In this example, we evaluate the model with two metrics:

  1. Latency: Measures the time taken to execute a workflow for a single query.
  2. Answer Correctness: Evaluates the accuracy of answers based on the ground truth, scored by the OpenAI GPT-4o model on a 1–5 scale.

These metrics are just for demonstration purposes—you can add additional metrics like toxicity or faithfulness, or even create your own.

The evaluation process will take a few minutes. Once completed, you can view the results in the MLflow UI. Open the Experiment page and click on the chart icon 📈 above the Run list.

*💡 The evaluation results can be different depending on model set up and some randomness.

The first row shows bar charts for the answer correctness metrics, while the second row displays latency results. The best-performing combination is "Vector Search + BM25". Interestingly, adding web search not only increases latency significantly but also decreases answer correctness.

Why does this happen? It appears some answers from the web-search-enabled model are off-topic. For example, in response to a question about starting Model Registry, the web-search model provides an unrelated answer about model deployment, while the "vs + bm25" model offers a correct response.

Where did this incorrect answer come from? This seems to be a retriever issue, as we only changed the retrieval strategy. However, it's difficult to see what each retriever returned from the final result. To gain deeper insights into what's happening behind the scenes, MLflow Tracing is the perfect solution.

10. Inspecting Quality Issues with MLflow Trace

MLflow Tracing is a new feature that brings observability to LLM applications. It integrates seamlessly with LlamaIndex, recording all inputs, outputs, and metadata about intermediate steps during workflow execution. Since we called mlflow.llama_index.autolog() at the start, every LlamaIndex operation has been traced and recorded in the MLflow Experiment.

To inspect the trace for a specific question from the evaluation, navigate to the "Traces" tab on the experiment page. Look for the row with the particular question in the request column and the run name "vs + bm25 + web." Clicking the request ID link opens the Trace UI, where you can view detailed information about each step in the execution, including inputs, outputs, metadata, and latency.

In this case, we identified the issue by examining the reranker step. The web search retriever returned irrelevant context related to model serving, and the reranker incorrectly ranked it as the most relevant. With this insight, we can determine potential improvements, such as refining the reranker to better understand MLflow topics, improving web search precision, or even removing the web search retriever altogether.

Conclusion

In this notebook, we explored how the combination of LlamaIndex and MLflow can elevate the development of Retrieval-Augmented Generation (RAG) workflows, bringing together powerful model management and observability capabilities. By integrating multiple retrieval strategies—such as vector search, BM25, and web search—we demonstrated how flexible retrieval can enhance the performance of LLM-driven applications.

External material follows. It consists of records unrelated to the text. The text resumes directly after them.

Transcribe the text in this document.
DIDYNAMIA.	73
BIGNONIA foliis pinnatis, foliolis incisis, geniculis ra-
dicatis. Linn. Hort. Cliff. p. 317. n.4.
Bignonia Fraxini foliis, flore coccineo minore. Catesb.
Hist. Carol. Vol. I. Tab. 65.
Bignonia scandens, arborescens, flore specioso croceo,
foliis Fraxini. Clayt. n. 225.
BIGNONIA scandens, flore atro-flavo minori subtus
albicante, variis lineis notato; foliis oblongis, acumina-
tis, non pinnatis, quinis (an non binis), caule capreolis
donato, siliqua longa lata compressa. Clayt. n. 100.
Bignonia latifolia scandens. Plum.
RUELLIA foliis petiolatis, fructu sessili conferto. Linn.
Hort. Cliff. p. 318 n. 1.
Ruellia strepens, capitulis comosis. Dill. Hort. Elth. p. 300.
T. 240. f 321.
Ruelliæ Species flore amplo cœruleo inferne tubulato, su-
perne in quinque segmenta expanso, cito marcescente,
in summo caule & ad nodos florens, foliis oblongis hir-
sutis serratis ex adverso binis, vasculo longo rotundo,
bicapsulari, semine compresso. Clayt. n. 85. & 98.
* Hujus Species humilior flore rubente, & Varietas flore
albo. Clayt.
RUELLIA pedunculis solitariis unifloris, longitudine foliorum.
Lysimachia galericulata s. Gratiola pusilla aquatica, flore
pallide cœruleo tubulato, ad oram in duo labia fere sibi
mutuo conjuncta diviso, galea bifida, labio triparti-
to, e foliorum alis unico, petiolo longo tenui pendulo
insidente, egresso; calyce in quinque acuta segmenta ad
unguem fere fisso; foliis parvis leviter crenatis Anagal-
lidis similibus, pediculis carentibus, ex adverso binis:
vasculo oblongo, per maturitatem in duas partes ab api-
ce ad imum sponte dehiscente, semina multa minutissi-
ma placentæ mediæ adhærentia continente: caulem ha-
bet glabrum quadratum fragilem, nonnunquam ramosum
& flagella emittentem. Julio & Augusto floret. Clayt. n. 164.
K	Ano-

  • Experiment Tracking allowed us to organize and log different workflow configurations, ensuring reproducibility and enabling us to track model performance across multiple runs.
  • MLflow Evaluate enabled us to easily log and evaluate the workflow with different retriever strategies, using key metrics like latency and answer correctness to compare performance.
  • MLflow UI gave us a clear visualization of how various retrieval strategies impacted both accuracy and latency, helping us identify the most effective configurations.
  • MLflow Tracing, integrated with LlamaIndex, provided detailed observability into each step of the workflow for diagnosing quality issues, such as incorrect reranking of search results.

With these tools, you have a complete framework for building, logging, and optimizing RAG workflows. As LLM technology continues to evolve, the ability to track, evaluate, and fine-tune every aspect of model performance will be essential. We highly encourage you to experiment further and see how these tools can be tailored to your own applications.